My position actually isn't "special creation" of independent species, but rather directed evolution, but, yeah, it is not uncommon at all for when I design code to use a DLL that both includes functionality relevant to my desired end application, and functionality that is not relevant and remains inactive. Given the similarity of DNA sections across vastly different organisms, a similar scenario does not strike me as implausible.
Say...repeating multiple times the peer-reviewed study (and it's contained test cases) here:
http://www.thelancet.com/journ....
http://profezie3m.altervista.o...
--and persistently finding a lack of reported empirical verification of the predictive accuracy of the mainline hypothesis of the "designer", rather than consistently finding empirical (i.e. "eyewitness sense data derived") verification of its predictions. The latter being the actual case we see per reality.
There's one. Additional and/or better ones in no way excluded by providing this one.

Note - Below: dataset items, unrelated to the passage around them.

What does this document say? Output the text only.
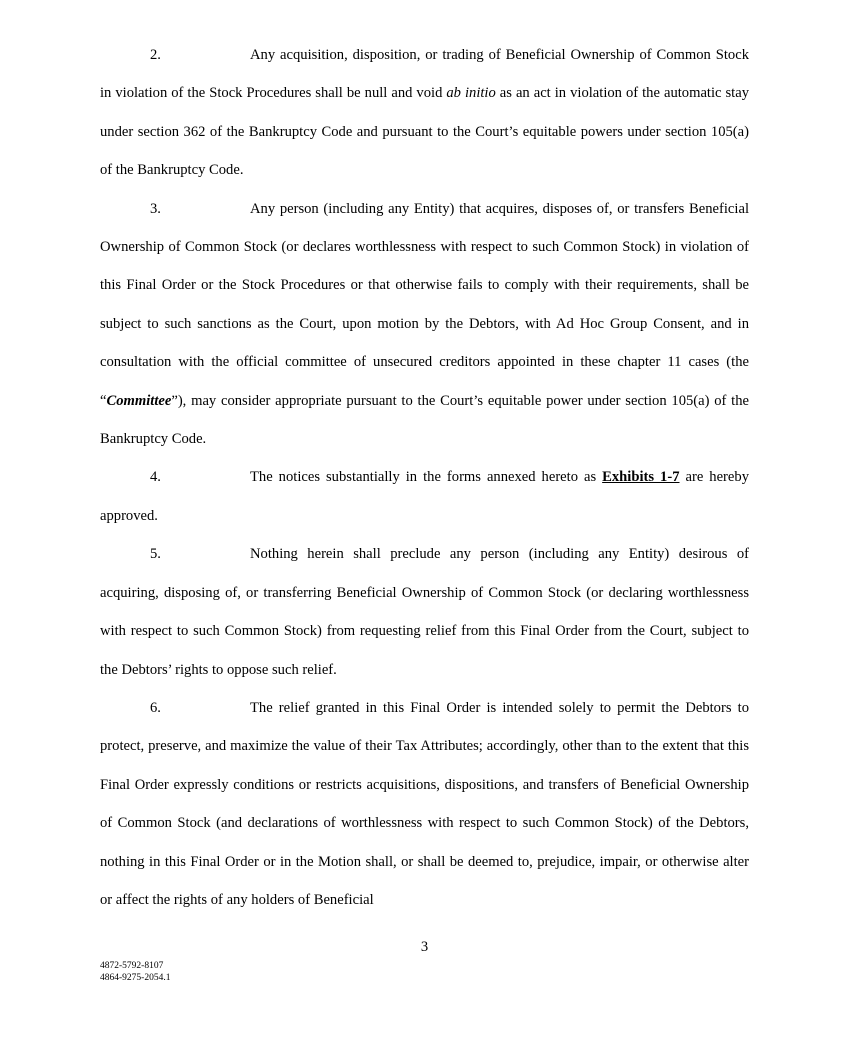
2.	Any acquisition, disposition, or trading of Beneficial Ownership of Common Stock in violation of the Stock Procedures shall be null and void ab initio as an act in violation of the automatic stay under section 362 of the Bankruptcy Code and pursuant to the Court’s equitable powers under section 105(a) of the Bankruptcy Code.

3.	Any person (including any Entity) that acquires, disposes of, or transfers Beneficial Ownership of Common Stock (or declares worthlessness with respect to such Common Stock) in violation of this Final Order or the Stock Procedures or that otherwise fails to comply with their requirements, shall be subject to such sanctions as the Court, upon motion by the Debtors, with Ad Hoc Group Consent, and in consultation with the official committee of unsecured creditors appointed in these chapter 11 cases (the “Committee”), may consider appropriate pursuant to the Court’s equitable power under section 105(a) of the Bankruptcy Code.

4.	The notices substantially in the forms annexed hereto as Exhibits 1-7 are hereby approved.

5.	Nothing herein shall preclude any person (including any Entity) desirous of acquiring, disposing of, or transferring Beneficial Ownership of Common Stock (or declaring worthlessness with respect to such Common Stock) from requesting relief from this Final Order from the Court, subject to the Debtors’ rights to oppose such relief.

6.	The relief granted in this Final Order is intended solely to permit the Debtors to protect, preserve, and maximize the value of their Tax Attributes; accordingly, other than to the extent that this Final Order expressly conditions or restricts acquisitions, dispositions, and transfers of Beneficial Ownership of Common Stock (and declarations of worthlessness with respect to such Common Stock) of the Debtors, nothing in this Final Order or in the Motion shall, or shall be deemed to, prejudice, impair, or otherwise alter or affect the rights of any holders of Beneficial

3
4872-5792-8107
4864-9275-2054.1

It isn't invalidated by any given species failing to adapt. It isn't invalidated by "bad" mutations or slow change or fast change or no change (for any given genetic line over any given time period). It is well understood that mutations don't always (or even often) happen in a way that enhances survival, especially in a limited time frame (like dinosaurs needing to adapt to changes from a meteoroid impact overnight).
In other words, it can be invalidated by no means whatsoever, merely because of how it is defined. Therefore, it is unfalsifiable. Falsifiability matters. If your notion is that what you are presenting is somehow distinct from theorizing mere reproduction, it isn't.

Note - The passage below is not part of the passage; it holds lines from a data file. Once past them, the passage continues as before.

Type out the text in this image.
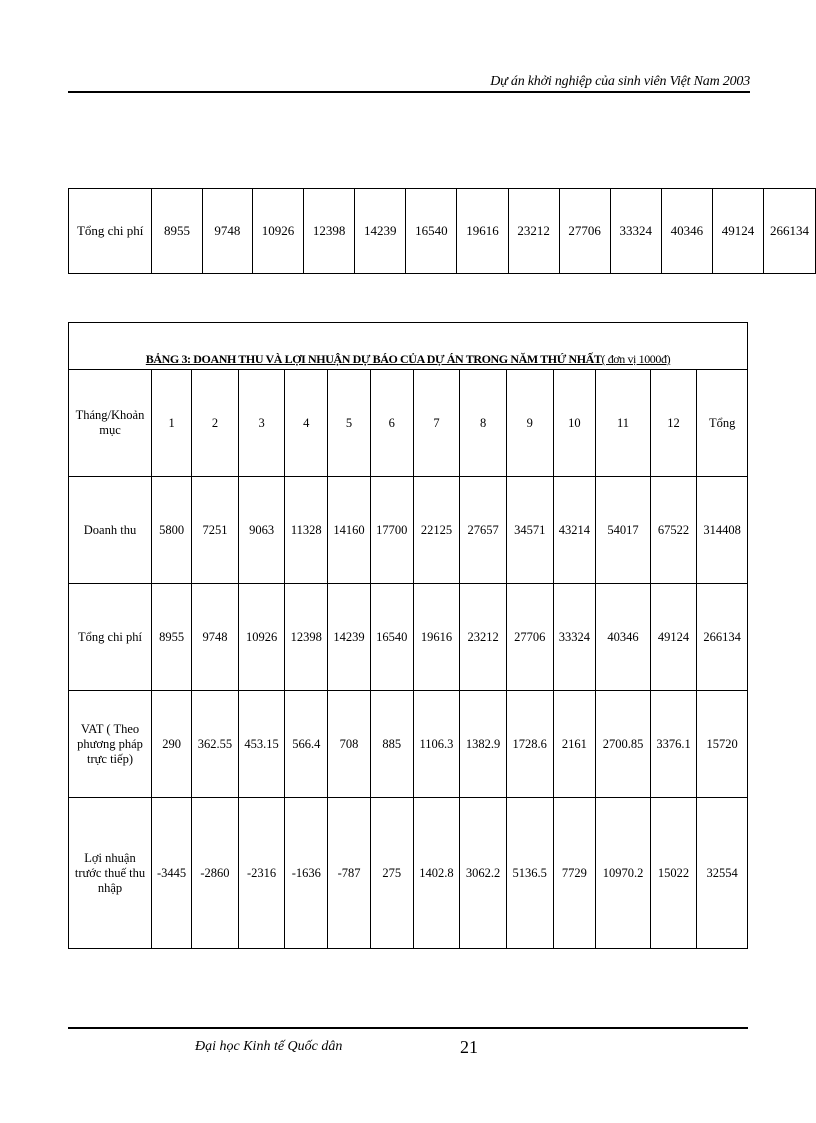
Dự án khởi nghiệp của sinh viên Việt Nam 2003
Tổng chi phí	8955	9748	10926	12398	14239	16540	19616	23212	27706	33324	40346	49124	266134
BẢNG 3: DOANH THU VÀ LỢI NHUẬN DỰ BÁO CỦA DỰ ÁN TRONG NĂM THỨ NHẤT( đơn vị 1000đ)													
Tháng/Khoản mục	1	2	3	4	5	6	7	8	9	10	11	12	Tổng
Doanh thu	5800	7251	9063	11328	14160	17700	22125	27657	34571	43214	54017	67522	314408
Tổng chi phí	8955	9748	10926	12398	14239	16540	19616	23212	27706	33324	40346	49124	266134
VAT ( Theo phương pháp trực tiếp)	290	362.55	453.15	566.4	708	885	1106.3	1382.9	1728.6	2161	2700.85	3376.1	15720
Lợi nhuận trước thuế thu nhập	-3445	-2860	-2316	-1636	-787	275	1402.8	3062.2	5136.5	7729	10970.2	15022	32554
Đại học Kinh tế Quốc dân	21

"Evolution" is only coherent as a theory insofar as it prescribes -particular- mechanisms for genetic change that are distinct from some other conjectural model. Saying it is caused by selection pressure, but maybe not, happens gradually over a long period of time, but maybe not, etc., etc., is not giving "evolution" any particular attributes that can be said to characterize it. It's the scientific equivalent of the guy at the restaurant looking at the menu and saying "okay".
Despite your assertion, I understand he mainline mechanisms quite well. I'm just looking for you to understand that in their totality, as they are rendered in TFS and increasingly commonly elsewhere, no actual specific assertions are being made, i.e., the conceptualization lacks both specific content and falsifiability. These are not good attributes for any scientific theory. I am not against "evolution" per se, but this definitely needs to be cleaned up. You say "evolution", I say "reproduction". What does your term entail in terms of content that mine does not, given the admission of literally every possible scenario of genes being altered by reproduction (hardly notable) into the model? This really can't be handwaved. Phyletic gradualism versus punctuated equilibrium is, and has been, important entirely as an internal scientific debate. For good reason. If the answer now is "eh, screw it, maybe the brain evolved over millions of years for this species, maybe it was one super-compound set of mutations happening in a single generation, we'll just call them both evolution" I don't even know what is being proposed that "evolution" means here. And yes, I -know- fully as much about evolution as I need to, to make the determination that this aggregation is not useful. It is not a question of the scope of my knowledge, it is a question of the validity of certain renderings of it.